In 2018, the official Ukraine’s inflation rate dropped below the 10% mark for the first time since 2013, official figures show. In 2019, the government is even more optimistic and targets an inflation rate of around 7.4%.
In 2018, the official Ukraine’s inflation rate dropped to 9.8%, below the 10% mark for the first time since 2013, official figures show.
In particular, the price of food and non-alcoholic beverages rose by 7.8%, when compared with 2017 (by 1.8% month-on-month). Statistics authorities said prices of vegetables and bread rose the most, by 27.8% and 21.5% respectively. Notable year-on-year price increases were also recorded for noodles (14.7%), baked goods (14.1%), as well as fish and fish products (11.2%). At the same time, fruit prices dropped by 17.0%, egg prices by 9.5% and sugar prices by 9.3%.
Moreover, tax increases caused alcohol and tobacco prices to rise. These were 17.9% higher year-on-year. Footwear and apparel prices remained relatively stable last year with a small increase of 2.0%, and even dropped by 2.5% month-on-month. According to the Ukrainian Statistics Agency, housing prices rose by 10.7%, when compared to December 2017.
Year-on-year price increases were also recorded for restaurants and hotels (13%), education (13.4%), transportation (12.9%) and health care (8.9%).

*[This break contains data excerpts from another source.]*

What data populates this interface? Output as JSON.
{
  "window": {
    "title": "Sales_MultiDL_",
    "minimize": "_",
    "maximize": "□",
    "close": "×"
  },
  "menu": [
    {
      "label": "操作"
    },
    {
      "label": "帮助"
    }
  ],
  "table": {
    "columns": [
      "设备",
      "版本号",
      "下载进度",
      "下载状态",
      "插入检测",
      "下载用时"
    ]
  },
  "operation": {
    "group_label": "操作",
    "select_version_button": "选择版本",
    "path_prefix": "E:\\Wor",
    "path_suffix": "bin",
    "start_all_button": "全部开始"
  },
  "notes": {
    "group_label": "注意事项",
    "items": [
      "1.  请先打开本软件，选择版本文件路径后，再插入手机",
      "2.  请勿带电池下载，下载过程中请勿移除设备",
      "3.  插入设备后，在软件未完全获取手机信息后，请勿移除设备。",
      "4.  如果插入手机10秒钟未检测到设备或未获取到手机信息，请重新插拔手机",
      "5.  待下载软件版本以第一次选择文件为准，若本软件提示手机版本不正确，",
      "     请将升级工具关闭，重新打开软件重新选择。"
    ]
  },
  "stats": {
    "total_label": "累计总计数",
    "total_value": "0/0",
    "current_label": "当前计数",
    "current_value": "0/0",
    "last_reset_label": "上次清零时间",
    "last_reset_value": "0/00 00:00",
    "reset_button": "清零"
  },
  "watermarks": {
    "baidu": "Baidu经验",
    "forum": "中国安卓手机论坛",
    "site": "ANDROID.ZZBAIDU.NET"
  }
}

Communication costs and prices in the recreation and culture sectors also rose by 15.1% and 4.4% respectively, when compared with the previous year.
After 24.9% and 43.3% inflation rate in 2014 and 2015 respectively as a result of a war-related devaluation of the national currency Hryvnia, the official inflation rate in 2016 first dropped to 12.4% and rose again in 2017 to 13.7%.
In 2019, the government currently targets an inflation rate of around 7.4%. The Ukrainian National Bank is even more optimistic for the time being and expects an inflation rate of 6.3% with a further tendency to decline in the following years. The next energy price hikes are expected in May 2019 as the International Monetary Fund provides further loan tranches.